Scott learned to pack away some of her love in order to move forwards. “I think about love and grief in different boxes now. You can love in different ways – I saw the love I had with Grant as a childhood sweetheart and I provided new space to have a different type of love with my new husband.” Scott met Craig in 2006 – two years after she challenged herself to stop searching and start living. She waited until their second date before she shared the story of Grant – careful to allow herself to not feel judged about being a widow and space enough to allow Craig to see her for who she had become. “Craig doesn’t define me by my loss. There are videos of Grant, of our life before he died, and Craig will sit with me and Fraser, and sometimes he’ll watch from a distance. He knows when it’s something I don’t need him to lean in on.

“I think we have unlimited capacity to love in different ways, at different times in our lives,” explains Scott. That is what losing a love and gaining another has shown her. “It makes us rethink the lives we are meant to live and the lessons we learn because the days do get lighter. I know they do.”

Navigating through grief

Susie Tuckwell, a Sydney-based relationship expert, explains that when a partner passes away those left behind are often on the receiving end of the good intentions of others. Tuckwell reminds people that many are just trying to offer ideas of hope when they suggest re-partnering. “There is no need to argue or be cantankerous, but no need to offer a response either,” she suggests.

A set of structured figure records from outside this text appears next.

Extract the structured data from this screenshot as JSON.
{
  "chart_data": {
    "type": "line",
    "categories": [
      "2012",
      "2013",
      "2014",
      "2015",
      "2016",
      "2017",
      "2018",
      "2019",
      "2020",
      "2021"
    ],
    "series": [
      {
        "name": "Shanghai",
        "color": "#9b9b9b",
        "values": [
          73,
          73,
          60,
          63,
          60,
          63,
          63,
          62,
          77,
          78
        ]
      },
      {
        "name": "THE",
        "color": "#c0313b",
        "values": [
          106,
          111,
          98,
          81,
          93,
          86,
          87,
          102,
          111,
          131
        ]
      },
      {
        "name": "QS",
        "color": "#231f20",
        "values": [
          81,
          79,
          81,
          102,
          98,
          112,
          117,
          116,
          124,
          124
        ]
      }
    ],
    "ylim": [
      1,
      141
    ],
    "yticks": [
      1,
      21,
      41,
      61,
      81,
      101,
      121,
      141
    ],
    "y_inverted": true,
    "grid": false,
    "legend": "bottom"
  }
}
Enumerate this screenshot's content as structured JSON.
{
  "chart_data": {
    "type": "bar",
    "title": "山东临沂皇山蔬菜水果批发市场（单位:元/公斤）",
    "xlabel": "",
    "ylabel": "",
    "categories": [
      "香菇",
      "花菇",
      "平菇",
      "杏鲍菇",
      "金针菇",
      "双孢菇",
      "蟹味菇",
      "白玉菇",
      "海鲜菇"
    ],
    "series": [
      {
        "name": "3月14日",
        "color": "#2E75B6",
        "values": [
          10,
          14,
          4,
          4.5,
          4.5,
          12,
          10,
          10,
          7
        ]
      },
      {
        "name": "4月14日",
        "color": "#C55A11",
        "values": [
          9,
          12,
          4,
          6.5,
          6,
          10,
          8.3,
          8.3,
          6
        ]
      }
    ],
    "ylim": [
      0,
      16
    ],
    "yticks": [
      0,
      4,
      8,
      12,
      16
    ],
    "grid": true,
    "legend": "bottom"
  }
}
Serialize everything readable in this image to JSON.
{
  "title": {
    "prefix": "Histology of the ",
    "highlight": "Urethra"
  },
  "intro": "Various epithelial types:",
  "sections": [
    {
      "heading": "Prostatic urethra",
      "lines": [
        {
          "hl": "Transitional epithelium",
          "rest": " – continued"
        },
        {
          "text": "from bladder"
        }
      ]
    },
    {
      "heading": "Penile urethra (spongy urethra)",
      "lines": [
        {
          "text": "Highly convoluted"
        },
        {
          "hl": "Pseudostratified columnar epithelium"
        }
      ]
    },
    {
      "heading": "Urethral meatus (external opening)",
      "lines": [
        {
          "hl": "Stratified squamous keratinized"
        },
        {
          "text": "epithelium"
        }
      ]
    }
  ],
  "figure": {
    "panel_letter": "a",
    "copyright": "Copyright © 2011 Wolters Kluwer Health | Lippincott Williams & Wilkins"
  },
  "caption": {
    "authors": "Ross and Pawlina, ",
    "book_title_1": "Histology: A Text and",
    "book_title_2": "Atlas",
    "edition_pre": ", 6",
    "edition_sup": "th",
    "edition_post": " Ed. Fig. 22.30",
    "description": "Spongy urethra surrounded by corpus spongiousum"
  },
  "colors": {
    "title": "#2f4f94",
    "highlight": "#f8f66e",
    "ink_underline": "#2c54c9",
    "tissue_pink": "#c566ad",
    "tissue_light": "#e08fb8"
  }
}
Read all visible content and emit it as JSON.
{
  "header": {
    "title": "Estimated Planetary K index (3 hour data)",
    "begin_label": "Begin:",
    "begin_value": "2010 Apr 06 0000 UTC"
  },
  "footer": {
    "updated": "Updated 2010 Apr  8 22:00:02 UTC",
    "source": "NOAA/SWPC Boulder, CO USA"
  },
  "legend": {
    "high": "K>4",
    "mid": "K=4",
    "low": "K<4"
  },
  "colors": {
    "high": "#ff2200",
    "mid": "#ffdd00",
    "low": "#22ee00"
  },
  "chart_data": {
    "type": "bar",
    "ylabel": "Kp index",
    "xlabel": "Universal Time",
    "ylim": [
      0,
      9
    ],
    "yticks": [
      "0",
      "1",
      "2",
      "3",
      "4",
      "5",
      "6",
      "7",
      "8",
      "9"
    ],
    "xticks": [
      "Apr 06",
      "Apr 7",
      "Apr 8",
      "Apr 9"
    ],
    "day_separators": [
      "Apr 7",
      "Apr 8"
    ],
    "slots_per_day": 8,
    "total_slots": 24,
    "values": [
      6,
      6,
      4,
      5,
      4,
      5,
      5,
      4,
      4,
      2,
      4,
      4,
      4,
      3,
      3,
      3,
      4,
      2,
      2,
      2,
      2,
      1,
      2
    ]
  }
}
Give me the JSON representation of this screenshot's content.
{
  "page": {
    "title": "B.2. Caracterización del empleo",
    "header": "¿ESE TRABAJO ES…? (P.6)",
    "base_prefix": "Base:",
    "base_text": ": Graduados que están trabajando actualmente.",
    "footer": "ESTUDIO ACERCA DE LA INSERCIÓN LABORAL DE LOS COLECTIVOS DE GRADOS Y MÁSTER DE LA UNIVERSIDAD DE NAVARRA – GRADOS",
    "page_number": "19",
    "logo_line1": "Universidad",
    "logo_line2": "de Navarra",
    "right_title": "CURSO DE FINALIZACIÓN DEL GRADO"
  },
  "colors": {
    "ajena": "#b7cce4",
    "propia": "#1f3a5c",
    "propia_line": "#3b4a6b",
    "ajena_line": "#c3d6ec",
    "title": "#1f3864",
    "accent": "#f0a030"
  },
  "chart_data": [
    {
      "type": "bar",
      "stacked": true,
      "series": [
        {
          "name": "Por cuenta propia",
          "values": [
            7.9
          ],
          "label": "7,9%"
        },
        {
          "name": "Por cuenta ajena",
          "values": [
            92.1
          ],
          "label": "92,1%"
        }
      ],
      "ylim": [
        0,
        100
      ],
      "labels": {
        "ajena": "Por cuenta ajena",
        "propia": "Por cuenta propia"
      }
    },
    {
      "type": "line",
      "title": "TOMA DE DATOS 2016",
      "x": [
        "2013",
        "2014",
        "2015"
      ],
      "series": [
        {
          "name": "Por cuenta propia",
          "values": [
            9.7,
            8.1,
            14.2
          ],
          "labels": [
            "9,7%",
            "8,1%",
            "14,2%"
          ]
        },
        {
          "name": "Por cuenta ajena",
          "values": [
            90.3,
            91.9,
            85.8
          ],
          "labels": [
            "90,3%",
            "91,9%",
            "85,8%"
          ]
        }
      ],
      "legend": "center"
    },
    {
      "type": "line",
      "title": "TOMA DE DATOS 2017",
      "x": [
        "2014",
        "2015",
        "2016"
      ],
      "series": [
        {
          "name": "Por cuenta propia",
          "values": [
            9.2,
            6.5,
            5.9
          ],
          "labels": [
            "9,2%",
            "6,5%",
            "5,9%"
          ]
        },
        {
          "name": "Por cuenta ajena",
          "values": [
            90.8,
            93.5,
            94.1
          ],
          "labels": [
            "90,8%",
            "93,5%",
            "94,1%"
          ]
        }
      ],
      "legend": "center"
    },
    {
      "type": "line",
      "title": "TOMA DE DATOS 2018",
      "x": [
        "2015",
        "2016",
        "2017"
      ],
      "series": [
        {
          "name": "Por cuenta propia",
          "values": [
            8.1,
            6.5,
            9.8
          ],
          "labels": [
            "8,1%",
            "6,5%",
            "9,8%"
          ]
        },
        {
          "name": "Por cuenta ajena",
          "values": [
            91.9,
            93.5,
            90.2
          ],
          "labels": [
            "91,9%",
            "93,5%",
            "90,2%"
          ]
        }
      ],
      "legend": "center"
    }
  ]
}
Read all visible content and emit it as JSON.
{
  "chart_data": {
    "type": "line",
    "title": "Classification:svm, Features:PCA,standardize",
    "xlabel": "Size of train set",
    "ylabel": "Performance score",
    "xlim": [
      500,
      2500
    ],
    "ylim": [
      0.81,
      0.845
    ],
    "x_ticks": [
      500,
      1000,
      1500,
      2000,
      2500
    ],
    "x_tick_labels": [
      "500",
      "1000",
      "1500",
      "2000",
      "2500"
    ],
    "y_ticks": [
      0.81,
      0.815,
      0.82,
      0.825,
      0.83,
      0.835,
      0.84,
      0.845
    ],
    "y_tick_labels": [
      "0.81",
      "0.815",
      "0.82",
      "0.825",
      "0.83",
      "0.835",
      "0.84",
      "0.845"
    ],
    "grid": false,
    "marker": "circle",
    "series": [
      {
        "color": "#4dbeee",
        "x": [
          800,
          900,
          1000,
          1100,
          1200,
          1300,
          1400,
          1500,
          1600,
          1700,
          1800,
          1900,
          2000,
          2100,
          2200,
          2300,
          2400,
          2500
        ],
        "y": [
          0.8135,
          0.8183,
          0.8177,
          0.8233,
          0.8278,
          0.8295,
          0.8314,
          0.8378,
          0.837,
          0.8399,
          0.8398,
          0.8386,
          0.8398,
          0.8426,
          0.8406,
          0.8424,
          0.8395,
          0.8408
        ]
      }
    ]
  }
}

Dates like Valentine’s Day can unearth the feelings of anger, sadness or shock that come from losing someone but she suggests that sitting with those feelings can provide the chance to remember the person. “Revisiting old haunts and remembering happier times can be bittersweet. [So can] finding an item of clothing unexpectedly, a handwritten note, a photo – but there is no need to be in a hurry to get rid of reminders if it provides a way of reconnecting with the person who is no longer here.”

Just like every relationship is different, so too is the way we grieve and how long we feel we need to sit with the emotional connection of a lost partner. ‘‘There is no magic formula, time can be a great healer,” says Tuckwell.